Despair and emptiness gripped Carrie, she ran through the woods
and down to the beach. She was not a Paradisian, this was not home, but
she’d thought the people here had accepted her. Suddenly she longed for
the dull, but safe town she’d grown up in and rejected. She stared at the
sea, her unseaworthy boat wreck was still clinging to the rocks. There
was no escape.
She thought of living off the land, making a shelter and catching
fish, but how could she when just round the corner was a wonderful village
filled with beautiful people? She’d hear their music everywhere and the
knowledge of their sudden unexplained hatred for her would never go away.
Carrie made a decision. She walked towards the sea, picking up pebbles
and putting them into her pockets. She would swim until exhausted, then
hopefully it would be over …
The next thing Carrie knew she was coughing up sea water on the
sand, rough hands gripped her shoulders, shaking her.
“You stupid bitch!” it was Zak’s voice, “how could you be so
selfish!”
“So attention seeking,” the derogative tone of Jenna.

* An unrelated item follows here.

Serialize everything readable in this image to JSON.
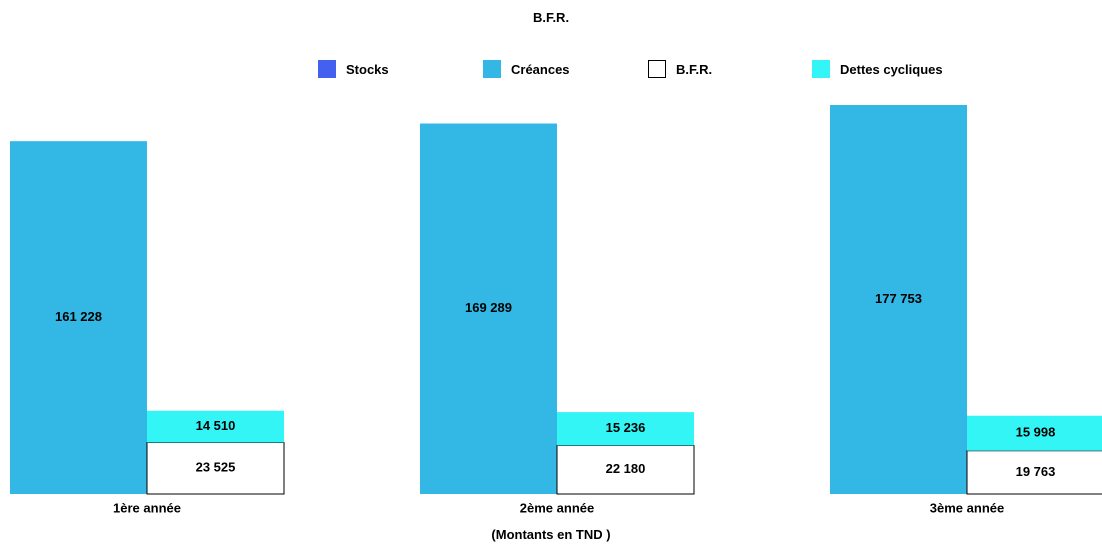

“Don’t you ever do that again!”
They walked away and left her, wet to the skin, alone on the
beach.
“Please!” she shouted after them, “tell me what I did!
Please!”
They kept on walking.
A few weeks later, in the early hours of the morning, Carrie
scaled the village wall. She had done so for the last three nights.
On the first she had picked the lock of the hardware store and taken fuel and
matches from the storeroom. On the second and third she had hidden the
fuel in strategic locations throughout the village. Now she
barricaded the doors of the buildings they slept in, started the fire and
watched from the woods as it tore through the village. The Paradisians
didn’t stand a chance. Most died in their beds or trying to get out of
their homes. The few who made it out were unaccustomed to living rough and
succumbed to exposure and starvation.
Carrie often went down to the burned out shell of the
village. She watched the carrion birds pecking at the bones of the dead
and felt at peace. After all, she had not been one of them.